1. An egg consists of the shell (10%), the white (60%), and the yolk (30%). The white and the yolk are each surrounded by a membrane, and the yolk is held near the center of the egg by the chalaza, a proteinaceous rope-like structure.
2. Old eggs can be differentiated from fresh eggs in a number of different ways: 1) old eggs lose moisture and have a larger air cell; 2) old eggs lose CO2 causing the pH to rise, the more basic pH causes the membrane and chalaza to deteriorate.
3. Eggs keep longest if they are stored at refrigerated temperatures in a sealed container to minimize loss of moisture and CO2.
4. Egg white proteins, along with milk proteins, are the only proteins with the necessary emulsification properties to form foams. A foam is a colloidal dispersion with a gas (usually air)as the dispersed phase, and a liquid as the continuous phase. Egg white proteins are able to function like emulsifiers at the gas¾liquid interface to stabilize the foam. Considerable force in the form of beating must be applied in to facilitate the formation of a foam.
5. Egg white foams are typically more stable than milk foams. Egg white foams can be made more stable by adding sugar or lowering the pH with an acid or both. Egg white foam can be made less stable by dilution with water and the addition of fat.
6. Frozen or refrigerated eggs and egg substitutes are now available in cardboard cartons.

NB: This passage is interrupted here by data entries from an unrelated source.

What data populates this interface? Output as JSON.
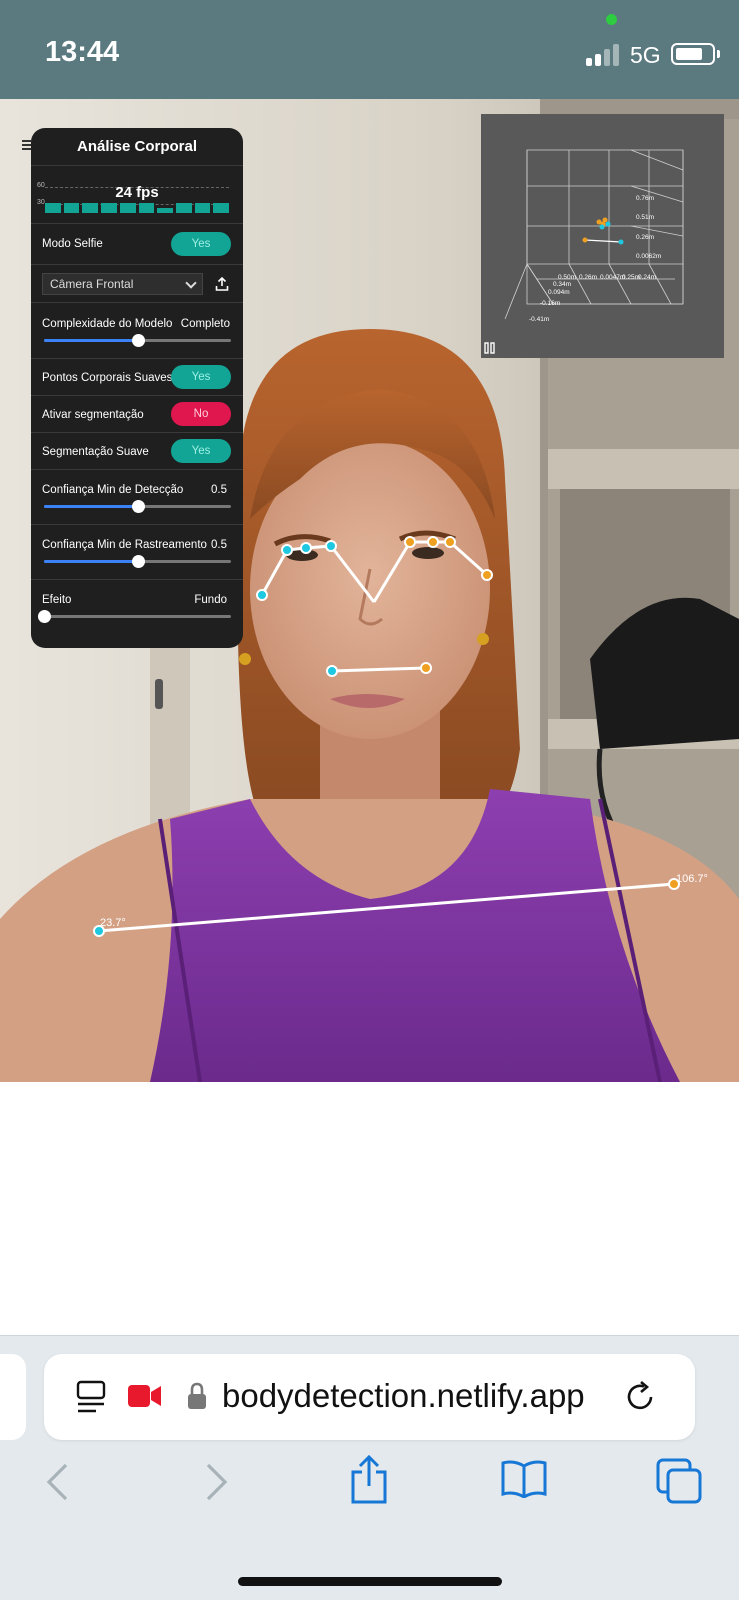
{
  "status_bar": {
    "time": "13:44",
    "network": "5G",
    "battery_level": 0.72,
    "signal_bars": 2,
    "signal_bars_total": 4,
    "camera_indicator_color": "#2ecc40"
  },
  "panel": {
    "title": "Análise Corporal",
    "fps": {
      "value_text": "24 fps",
      "scale_top": "60",
      "scale_mid": "30",
      "bar_color": "#12a495"
    },
    "selfie_mode": {
      "label": "Modo Selfie",
      "value": "Yes"
    },
    "camera_select": {
      "value": "Câmera Frontal"
    },
    "model_complexity": {
      "label": "Complexidade do Modelo",
      "value": "Completo",
      "level": 0.5
    },
    "smooth_landmarks": {
      "label": "Pontos Corporais Suaves",
      "value": "Yes"
    },
    "enable_segmentation": {
      "label": "Ativar segmentação",
      "value": "No"
    },
    "smooth_segmentation": {
      "label": "Segmentação Suave",
      "value": "Yes"
    },
    "min_detection_confidence": {
      "label": "Confiança Min de Detecção",
      "value": "0.5",
      "level": 0.5
    },
    "min_tracking_confidence": {
      "label": "Confiança Min de Rastreamento",
      "value": "0.5",
      "level": 0.5
    },
    "effect": {
      "label": "Efeito",
      "value": "Fundo",
      "level": 0.0
    },
    "accent_yes": "#12a495",
    "accent_no": "#e0174f",
    "slider_color": "#3b82f6"
  },
  "viewer_3d": {
    "axis_labels_right": [
      "0.76m",
      "0.51m",
      "0.26m",
      "0.0062m"
    ],
    "axis_labels_bottom": [
      "0.50m",
      "0.26m",
      "0.0047m",
      "0.25m",
      "0.24m"
    ],
    "axis_labels_depth": [
      "0.34m",
      "0.094m",
      "-0.16m",
      "-0.41m"
    ]
  },
  "pose_overlay": {
    "left_color": "#1ec8e0",
    "right_color": "#f0a020",
    "angle_left": "23.7°",
    "angle_right": "106.7°"
  },
  "browser": {
    "url": "bodydetection.netlify.app",
    "record_icon_color": "#e8192c",
    "icons": [
      "reader-icon",
      "video-camera-icon",
      "lock-icon",
      "reload-icon",
      "back-icon",
      "forward-icon",
      "share-icon",
      "bookmarks-icon",
      "tabs-icon"
    ]
  }
}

Frozen eggs are typically heat pasteurized prior to freezing to kill pathogenic bacteria.
How was the appearance of uncooked old eggs different from uncooked fresh eggs?
There was no membrane around the yolk in an uncooked egg that was old (it had a watery consistency), and the consistency of an uncooked fresh egg was thicker, and it had a membrane around the yolk.
Why were the floating characteristics of old eggs different from those of fresh eggs?
The old egg had a larger air pocket which caused it to float, whereas the fresh egg didn't float because its air pocket is much smaller (less than 1/8 inch).
Which ingredients produced the most stable foam? Why?
Cream of tartar produced the most stable foam because tartaric acid in cream of tartar helps stabilize the foam.
Processed eggs in cartons are now widely available in grocery stores. These eggs are cheap, and can be frozen, but typically do not form foams when beaten. What in the processing of frozen eggs besides freezing might alter their ability to form foams? Why?
Frozen eggs have been pasteurized, and the foam-forming proteins are denatured when heated.
How does the stability of egg white foams compare with the stability of milk foams created in the previous lab?
Egg white foams are typically of higher quality and are more stable than milk foams because they are higher in protein.